Несмотря на видимое многообразие тематики теоретических исследований в области постструктурализма и постмодернизма и на отрицание постмодернизмом возможности универсальной теории, с ростом числа работ этого направления все чаще появляются и различные модели схематизации как исследований, так и самих черт постмодернистской культуры. Так, предлагается выделить три основных набора значений, связанных с понятием «постмодернизм»:

1. Утопический, который предполагает движение культуры и текстов за пределы бинарных категорий, что прослеживается в работах Деррида, Лакана, а также феминистских исследователей, которые требуют покончить с оппозицией маскулинного и фемининного.

2. Коммерческий постмодернизм связан с новой стадией многонационального потребительского капитализма, на которой частная сфера не противостоит публичной, высокая культура – популярной.
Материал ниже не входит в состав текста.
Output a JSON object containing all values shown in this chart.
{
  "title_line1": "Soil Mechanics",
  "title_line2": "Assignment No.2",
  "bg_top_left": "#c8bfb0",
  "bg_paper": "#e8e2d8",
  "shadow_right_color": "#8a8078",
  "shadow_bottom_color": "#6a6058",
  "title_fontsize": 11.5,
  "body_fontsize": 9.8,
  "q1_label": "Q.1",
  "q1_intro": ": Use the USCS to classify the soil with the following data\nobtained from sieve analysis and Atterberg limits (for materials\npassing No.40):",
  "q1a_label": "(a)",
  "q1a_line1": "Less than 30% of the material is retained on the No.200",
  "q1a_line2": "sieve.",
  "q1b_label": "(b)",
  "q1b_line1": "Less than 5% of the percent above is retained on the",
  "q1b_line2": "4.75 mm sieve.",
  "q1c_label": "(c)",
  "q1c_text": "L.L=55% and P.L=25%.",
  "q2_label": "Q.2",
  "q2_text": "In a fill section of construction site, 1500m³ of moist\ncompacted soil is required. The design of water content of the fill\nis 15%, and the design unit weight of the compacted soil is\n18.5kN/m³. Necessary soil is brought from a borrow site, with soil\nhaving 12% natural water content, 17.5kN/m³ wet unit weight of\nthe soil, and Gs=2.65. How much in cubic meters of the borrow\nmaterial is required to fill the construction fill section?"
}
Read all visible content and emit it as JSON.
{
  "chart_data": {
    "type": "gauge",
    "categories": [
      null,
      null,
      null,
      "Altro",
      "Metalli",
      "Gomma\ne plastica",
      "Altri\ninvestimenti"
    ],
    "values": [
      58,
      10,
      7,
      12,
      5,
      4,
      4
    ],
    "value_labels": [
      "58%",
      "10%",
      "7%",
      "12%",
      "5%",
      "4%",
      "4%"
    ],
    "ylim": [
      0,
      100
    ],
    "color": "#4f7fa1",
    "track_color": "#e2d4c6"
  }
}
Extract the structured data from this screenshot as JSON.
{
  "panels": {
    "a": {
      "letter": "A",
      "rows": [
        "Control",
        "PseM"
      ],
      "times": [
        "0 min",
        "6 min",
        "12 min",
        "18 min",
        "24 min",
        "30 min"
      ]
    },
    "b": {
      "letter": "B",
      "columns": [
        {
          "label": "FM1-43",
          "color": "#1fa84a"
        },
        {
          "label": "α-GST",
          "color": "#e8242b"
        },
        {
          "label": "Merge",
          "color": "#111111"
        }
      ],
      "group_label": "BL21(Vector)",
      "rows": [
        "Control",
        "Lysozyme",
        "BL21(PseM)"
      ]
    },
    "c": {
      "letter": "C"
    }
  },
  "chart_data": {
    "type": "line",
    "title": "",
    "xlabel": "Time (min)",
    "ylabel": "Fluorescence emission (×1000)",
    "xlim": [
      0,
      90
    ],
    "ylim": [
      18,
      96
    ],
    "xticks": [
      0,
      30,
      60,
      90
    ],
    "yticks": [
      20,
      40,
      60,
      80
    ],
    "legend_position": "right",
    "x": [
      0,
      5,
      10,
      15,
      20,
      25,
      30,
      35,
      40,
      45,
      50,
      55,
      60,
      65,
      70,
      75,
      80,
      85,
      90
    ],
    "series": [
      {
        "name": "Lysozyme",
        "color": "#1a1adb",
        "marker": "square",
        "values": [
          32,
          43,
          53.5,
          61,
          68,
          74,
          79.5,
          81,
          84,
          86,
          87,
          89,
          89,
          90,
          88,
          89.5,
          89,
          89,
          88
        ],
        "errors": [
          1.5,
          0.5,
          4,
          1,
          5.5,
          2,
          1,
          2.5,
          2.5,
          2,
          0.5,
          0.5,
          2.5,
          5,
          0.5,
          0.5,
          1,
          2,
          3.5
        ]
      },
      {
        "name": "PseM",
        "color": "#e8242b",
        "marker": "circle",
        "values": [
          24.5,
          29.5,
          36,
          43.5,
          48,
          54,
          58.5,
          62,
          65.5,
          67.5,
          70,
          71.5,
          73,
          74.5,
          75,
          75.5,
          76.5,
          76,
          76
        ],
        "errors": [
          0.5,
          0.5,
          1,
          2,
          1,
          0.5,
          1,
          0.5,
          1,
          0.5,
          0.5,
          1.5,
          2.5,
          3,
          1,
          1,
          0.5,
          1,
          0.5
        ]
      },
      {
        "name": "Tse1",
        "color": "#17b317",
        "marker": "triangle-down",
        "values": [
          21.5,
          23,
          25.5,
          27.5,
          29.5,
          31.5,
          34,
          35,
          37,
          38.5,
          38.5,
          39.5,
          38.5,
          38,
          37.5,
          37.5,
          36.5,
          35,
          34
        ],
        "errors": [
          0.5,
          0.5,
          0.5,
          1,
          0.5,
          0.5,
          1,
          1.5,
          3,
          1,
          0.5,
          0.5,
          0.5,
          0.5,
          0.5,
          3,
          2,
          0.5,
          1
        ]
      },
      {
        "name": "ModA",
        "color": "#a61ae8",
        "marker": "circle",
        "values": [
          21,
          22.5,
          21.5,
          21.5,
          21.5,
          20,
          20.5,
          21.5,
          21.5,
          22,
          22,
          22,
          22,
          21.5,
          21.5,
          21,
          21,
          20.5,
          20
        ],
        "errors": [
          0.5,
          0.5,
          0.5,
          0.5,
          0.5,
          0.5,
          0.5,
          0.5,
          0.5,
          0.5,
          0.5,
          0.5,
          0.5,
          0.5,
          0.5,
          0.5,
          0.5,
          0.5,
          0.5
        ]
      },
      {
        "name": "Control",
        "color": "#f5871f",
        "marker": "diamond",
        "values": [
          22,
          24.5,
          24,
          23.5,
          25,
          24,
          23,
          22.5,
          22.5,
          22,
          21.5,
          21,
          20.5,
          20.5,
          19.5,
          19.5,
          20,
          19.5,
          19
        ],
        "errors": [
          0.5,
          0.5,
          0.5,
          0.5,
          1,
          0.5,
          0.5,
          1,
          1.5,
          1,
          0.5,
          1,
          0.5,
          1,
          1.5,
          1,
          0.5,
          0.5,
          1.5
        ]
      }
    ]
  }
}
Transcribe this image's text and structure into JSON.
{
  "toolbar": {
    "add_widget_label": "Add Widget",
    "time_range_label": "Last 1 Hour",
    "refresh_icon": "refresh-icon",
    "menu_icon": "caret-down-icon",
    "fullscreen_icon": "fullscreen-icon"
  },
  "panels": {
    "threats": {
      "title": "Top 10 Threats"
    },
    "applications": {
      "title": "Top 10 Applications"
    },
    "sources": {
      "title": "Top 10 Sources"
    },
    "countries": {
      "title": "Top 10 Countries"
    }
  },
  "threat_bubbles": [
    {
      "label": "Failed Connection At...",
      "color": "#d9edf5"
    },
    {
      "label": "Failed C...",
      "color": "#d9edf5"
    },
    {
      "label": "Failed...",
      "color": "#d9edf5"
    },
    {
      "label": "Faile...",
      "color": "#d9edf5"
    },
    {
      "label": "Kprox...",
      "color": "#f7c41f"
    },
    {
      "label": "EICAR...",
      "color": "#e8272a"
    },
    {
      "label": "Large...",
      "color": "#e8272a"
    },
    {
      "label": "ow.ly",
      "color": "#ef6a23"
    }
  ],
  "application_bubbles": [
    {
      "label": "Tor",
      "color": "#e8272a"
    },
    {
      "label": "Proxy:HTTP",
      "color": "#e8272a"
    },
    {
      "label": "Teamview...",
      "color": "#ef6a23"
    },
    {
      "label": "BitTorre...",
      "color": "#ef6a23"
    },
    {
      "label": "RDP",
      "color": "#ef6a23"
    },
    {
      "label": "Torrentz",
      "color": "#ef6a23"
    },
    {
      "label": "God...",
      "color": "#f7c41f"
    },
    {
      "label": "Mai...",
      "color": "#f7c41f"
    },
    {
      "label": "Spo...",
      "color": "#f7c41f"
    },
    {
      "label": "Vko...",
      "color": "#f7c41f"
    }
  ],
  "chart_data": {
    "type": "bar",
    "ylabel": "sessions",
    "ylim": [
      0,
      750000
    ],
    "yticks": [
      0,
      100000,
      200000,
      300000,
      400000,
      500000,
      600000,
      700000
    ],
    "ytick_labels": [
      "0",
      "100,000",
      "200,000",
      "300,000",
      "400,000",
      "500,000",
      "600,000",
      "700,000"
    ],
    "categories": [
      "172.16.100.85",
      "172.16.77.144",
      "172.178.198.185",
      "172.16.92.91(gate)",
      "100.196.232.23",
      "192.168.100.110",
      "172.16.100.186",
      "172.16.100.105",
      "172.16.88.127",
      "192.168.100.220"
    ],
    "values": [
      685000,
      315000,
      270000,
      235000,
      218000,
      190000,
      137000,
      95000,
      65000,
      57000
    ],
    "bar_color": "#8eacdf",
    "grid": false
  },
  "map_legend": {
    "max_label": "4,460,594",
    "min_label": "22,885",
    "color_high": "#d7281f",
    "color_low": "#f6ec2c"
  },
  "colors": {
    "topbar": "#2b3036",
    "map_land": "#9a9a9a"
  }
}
Эта позиция разработана в трудах Бодрийяра, который уделял большое внимание медиатизации современной культуры, в которой нельзя разделить человеческое тело и телевизионную машину.

3. Постмодернизм и его эстетические практики рассматриваются как «сопротивляющиеся и трансгрессивные», что соединяет воедино основы модернизма и постмодернизма, так как в модернизме, во всяком случае, на определенной стадии, также присутствует сопротивление и трансгрессия.

Все эти концепции постмодернизма сосуществуют в одну историческую эпоху и в одном культурном пространстве, что дает нам основания для выделения основных черт постмодернистской культуры. Многочисленные практики постмодернизма, в особенности художественные, подтверждают обобщения, сделанные исследователями постмодернизма. Несмотря на широту проблематики, различные акценты и индивидуальные предпочтения и особенности исследователей, можно сказать, что все исследования связаны между собой тем, что они коренятся в сходной культурной ситуации, которая преобладала в конце XX века в большинстве западных стран и имела большое влияние и за пределами западного мира.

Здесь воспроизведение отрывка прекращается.